A few more silent minutes passed. The Major felt the weight of the room on his head and the pressure of time running through his fingers. He refused to glance at his watch but he could see the other guests arriving in Scotland. No doubt a cold lunch buffet was still set out on a sideboard and guests were seeing to the hanging up of clothes or enjoying a brisk walk around the lake. He had never seen Ferguson’s castle home, but it must of course have both lake and cold buffet. These things could be depended upon. In this room, the Major could depend on nothing. It was all unfamiliar and therefore very taxing. All at once, there was a key in the front door and movement in the hallway. Urgent voices seemed to meet as the front door was opened and fierce whispers accompanied the usual hallway noise of coats and shoes being deposited.
The door opened again to admit a broad-shouldered man with black cropped hair and a neat mustache. He wore a shirt and tie and his breast pocket still bore the plastic name tag that identified him, unexpectedly, as Dave. He was not tall, but his air of authority and slight double chin suggested a man in command of some slice of the world.
“Major Pettigrew? I’m Dave Ali and it’s an honour to have you in my humble home,” he said in a tone that, the Major had observed over the years, was used by those who believe their home superior to most. “I have heard all about you from my son, who considers himself greatly in your debt.”
“Oh, not at all,” said the Major, finding himself waved back to his chair and offered more tea. The Major had never liked diminutives and found the name Dave an unlikely moniker for this Mr. Ali. “Your son is a very intense young man.”

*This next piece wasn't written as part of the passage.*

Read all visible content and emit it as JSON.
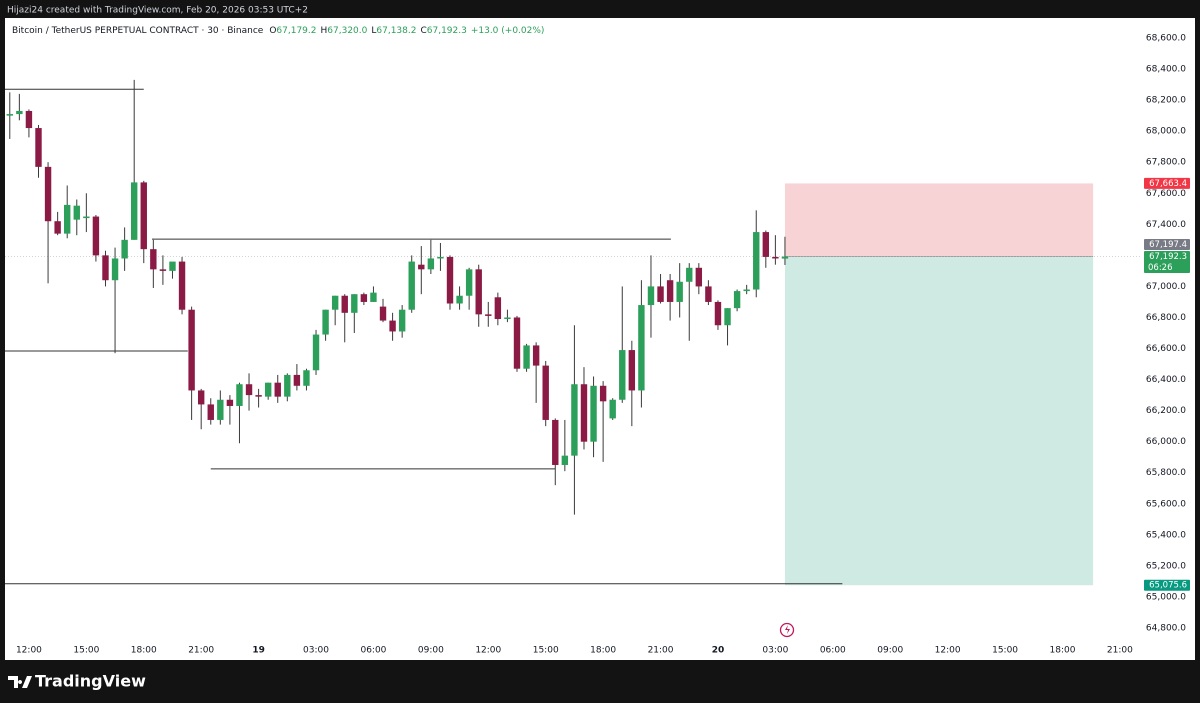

“He is impetuous. He is stubborn. He makes his mother and me crazy,” said Dave, shaking his head in mock despair. “I tell her I was the same at his age and not to worry, but she tells me I had her to whip me into shape, while Abdul Wahid – well,
insha’Allah
, he, too, will find his way once he is married.”
“We were all looking forward to seeing Jasmina – Mrs. Ali – when she came for the wedding,” said the Major.
“Yes, I’m sure,” said Dave in a non-committal voice.
“She has many friends in the village,” said the Major, pressing him.
“I’m afraid she will not be coming,” said Dave Ali. “My wife and I are going in the Triumph and can barely fit our luggage. And then someone must take care of my mother, who is very frail, and Sheena is due any day now.”
“I appreciate that there are difficulties,” the Major began. “But surely, something as important as a wedding…?”
“My wife, who is the soul of kindness, Major, said, “Oh, Jasmina should go and I will stay with Mummi and Sheena,” but I ask you, Major, should a mother, who works seven days a week, miss her only son’s wedding?” He ran out of breath and mopped his face with a large handkerchief and considered his wife’s many sacrifices.